Abstract: Open-closed maps relate cohomology theories of a symplectic manifold and a Lagrangian submanifold that make use of pseudo-holomorphic curves. Bounding chains are differential forms on a Lagrangian submanifold that solve a particular (Maurer-Cartan) equation, also involving pseudo-holomorphic curves. Such forms are used in defining Lagrangian Floer cohomology and open Gromov-Witten invariants. Under non-trivial topological assumptions, a version of the open-closed map turns out to give a full classification of the space of all bounding chains, up to a natural equivalence relation. Partly based on joint work with Pavel Giterman.







03.01.2024, 14:10 (Wednesday) Iosif Polterovich (University of Montreal)



Title: Stability of isoperimetric eigenvalue inequalities on surfaces
Location: Schreiber 309 and zoom



Abstract: Optimisation of Laplace eigenvalues on Riemannian manifolds is a fascinating topic in spectral geometry. In the past decade, significant progress has been achieved on maximisation of eigenvalues on surfaces under the area constraint. I will discuss some recent advances on this subject, with an emphasis on the stability estimates for sharp isoperimetric inequalities. The talk is based on a joint work with M. Karpukhin, M. Nahon and D. Stern.

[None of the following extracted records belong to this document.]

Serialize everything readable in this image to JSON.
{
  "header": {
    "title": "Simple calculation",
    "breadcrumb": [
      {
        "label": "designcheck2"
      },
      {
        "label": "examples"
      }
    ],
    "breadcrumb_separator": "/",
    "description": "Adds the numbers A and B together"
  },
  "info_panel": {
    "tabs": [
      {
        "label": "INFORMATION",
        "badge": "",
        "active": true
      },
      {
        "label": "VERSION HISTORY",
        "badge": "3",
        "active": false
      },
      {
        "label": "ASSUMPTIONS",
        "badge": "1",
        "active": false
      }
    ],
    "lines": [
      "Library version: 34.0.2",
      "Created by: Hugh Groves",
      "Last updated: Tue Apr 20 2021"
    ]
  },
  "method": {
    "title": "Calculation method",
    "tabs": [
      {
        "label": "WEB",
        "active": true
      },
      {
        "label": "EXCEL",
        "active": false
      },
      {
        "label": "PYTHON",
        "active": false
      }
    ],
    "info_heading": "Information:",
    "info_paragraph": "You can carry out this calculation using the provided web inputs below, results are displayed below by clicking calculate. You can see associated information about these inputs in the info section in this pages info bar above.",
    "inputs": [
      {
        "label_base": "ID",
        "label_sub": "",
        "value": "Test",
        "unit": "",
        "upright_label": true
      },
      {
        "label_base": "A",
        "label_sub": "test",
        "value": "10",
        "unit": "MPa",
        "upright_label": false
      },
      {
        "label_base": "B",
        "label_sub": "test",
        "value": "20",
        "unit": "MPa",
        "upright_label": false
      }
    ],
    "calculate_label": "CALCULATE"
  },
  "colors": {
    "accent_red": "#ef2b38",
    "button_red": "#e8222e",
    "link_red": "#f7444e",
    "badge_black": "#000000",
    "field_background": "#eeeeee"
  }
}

10.01.2024, 14:00 (Wednesday)
Xujia Chen (Harvard University)



Title: Why can Kontsevich's invariants detect exotic phenomena?
Location: Zoom session



Abstract: In topology, the difference between the category of smooth manifolds and the category of topological manifolds has always been a delicate and intriguing problem, called the "exotic phenomena". The recent work of Watanabe (2018) uses the tool "Kontsevich's invariants" to show that the group of diffeomorphisms of the 4-dimensional ball, as a topological group, has non-trivial homotopy type. In contrast, the group of homeomorphisms of the 4-dimensional ball is contractible. Kontsevich's invariants, defined by Kontsevich in the early 1990s from perturbative Chern-Simons theory, are invariants of (certain) 3-manifolds / fiber bundles / knots and links (it is the same argument in different settings). Watanabe's work implies that these invariants detect exotic phenomena, and, since then, they have become an important tool in studying the topology of diffeomorphism groups. It is thus natural to ask: how to understand the role smooth structure plays in Kontsevich's invariants? My recent work provides a perspective on this question: the real blow-up operations on a smooth manifold depends on the smooth structure in an essential way; thus, the topology of the spaces obtained by doing some blow-ups on a smooth manifold/fiber bundle X encodes information of the smooth structure on X.







17.01.2024, 14:00 (Wednesday)
Robert Cardona (University of Barcelona)



Title: Contact topology and time-dependent hydrodynamics: non-mixing and spectral invariants
Location: Zoom session



Abstract: The well-known connection between contact topology and the Euler equations for ideal fluids, introduced in the seminal work of Etnyre and Ghrist, is restricted to the study of stationary solutions, and usually for adapted instead of fixed ambient metrics. In this talk, we broaden the scope of contact hydrodynamics by presenting a new framework that allows assigning contact/symplectic invariants to large sets of time-dependent solutions to the Euler equations on any three-manifold with an arbitrary fixed Riemannian metric. Applications include a general non-mixing result for the infinite-dimensional dynamical system defined by the equations and the existence of new non-trivial first integrals of the PDE obtained from spectral invariants in embedded contact homology. This is based on joint work with Francisco Torres de Lizaur.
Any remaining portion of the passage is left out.